Methods: Current sexual history / risk assessment questions from several high-volume MSM clinic locations, as well as from published sources, were reviewed for accuracy, completeness, and ease of use.  Risk questions were consolidated to generate a comprehensive exposure-specific questionnaire, which was then programmed for patient self-administration using an iPad tablet device.  Responses were designed to integrate directly into the patient’s electronic health record (EHR).  Self-reports of rectal or pharyngeal exposure were programmed to generate provider prompts to order extra-genital GC/CT tests.  Pilot testing was performed to refine question wording and flow.

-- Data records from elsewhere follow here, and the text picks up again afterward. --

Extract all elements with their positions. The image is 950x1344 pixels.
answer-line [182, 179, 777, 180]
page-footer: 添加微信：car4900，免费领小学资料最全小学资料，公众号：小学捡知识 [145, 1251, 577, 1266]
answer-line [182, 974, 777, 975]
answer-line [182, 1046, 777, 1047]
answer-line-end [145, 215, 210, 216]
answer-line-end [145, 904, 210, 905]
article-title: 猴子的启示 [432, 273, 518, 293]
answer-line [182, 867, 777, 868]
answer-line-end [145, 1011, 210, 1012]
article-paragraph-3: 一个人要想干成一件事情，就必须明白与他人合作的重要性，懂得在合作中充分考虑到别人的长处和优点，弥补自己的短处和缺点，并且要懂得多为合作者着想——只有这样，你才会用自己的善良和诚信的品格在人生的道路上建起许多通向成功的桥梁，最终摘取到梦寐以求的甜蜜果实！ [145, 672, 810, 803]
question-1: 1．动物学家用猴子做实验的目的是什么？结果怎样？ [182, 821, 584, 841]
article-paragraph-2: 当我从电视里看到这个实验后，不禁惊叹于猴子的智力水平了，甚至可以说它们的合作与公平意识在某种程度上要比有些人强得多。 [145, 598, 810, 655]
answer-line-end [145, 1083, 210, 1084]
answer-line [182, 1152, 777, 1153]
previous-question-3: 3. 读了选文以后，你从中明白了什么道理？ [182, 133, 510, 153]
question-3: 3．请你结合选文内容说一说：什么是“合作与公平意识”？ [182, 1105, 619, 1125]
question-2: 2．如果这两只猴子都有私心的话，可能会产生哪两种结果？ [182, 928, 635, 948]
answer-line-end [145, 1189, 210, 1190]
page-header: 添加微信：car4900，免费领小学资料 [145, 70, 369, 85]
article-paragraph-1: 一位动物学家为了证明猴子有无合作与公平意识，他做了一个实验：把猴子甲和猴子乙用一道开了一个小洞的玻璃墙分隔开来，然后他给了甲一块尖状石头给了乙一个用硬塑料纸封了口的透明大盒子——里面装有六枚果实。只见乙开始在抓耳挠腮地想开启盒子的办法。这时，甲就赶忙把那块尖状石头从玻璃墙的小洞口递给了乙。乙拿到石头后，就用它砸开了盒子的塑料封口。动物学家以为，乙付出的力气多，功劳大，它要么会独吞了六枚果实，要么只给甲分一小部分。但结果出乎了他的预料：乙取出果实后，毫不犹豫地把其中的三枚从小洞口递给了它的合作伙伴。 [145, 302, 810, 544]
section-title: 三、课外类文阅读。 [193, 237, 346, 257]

Results: Implementation of the iPad risk sexual history application is currently underway in three high-volume MSM clinic locations in Missouri, Illinois, and Wisconsin.  System-level challenges include (1) successful interfacing with EHR systems, which vary across sites, and (2) generating user-friendly summary reports which direct clinicians to order site-appropriate GC/CT tests.  Clinic locations will be evaluated at 3-months and 6-months to determine impact on appropriate site-specific extra-genital test utilization.

Conclusions: Use of an iPad-based sexual history application can contribute to STD prevention and control efforts by promoting appropriate use of site-specific extra-genital GC/CT testing, based on elicited exposures and provider prompts.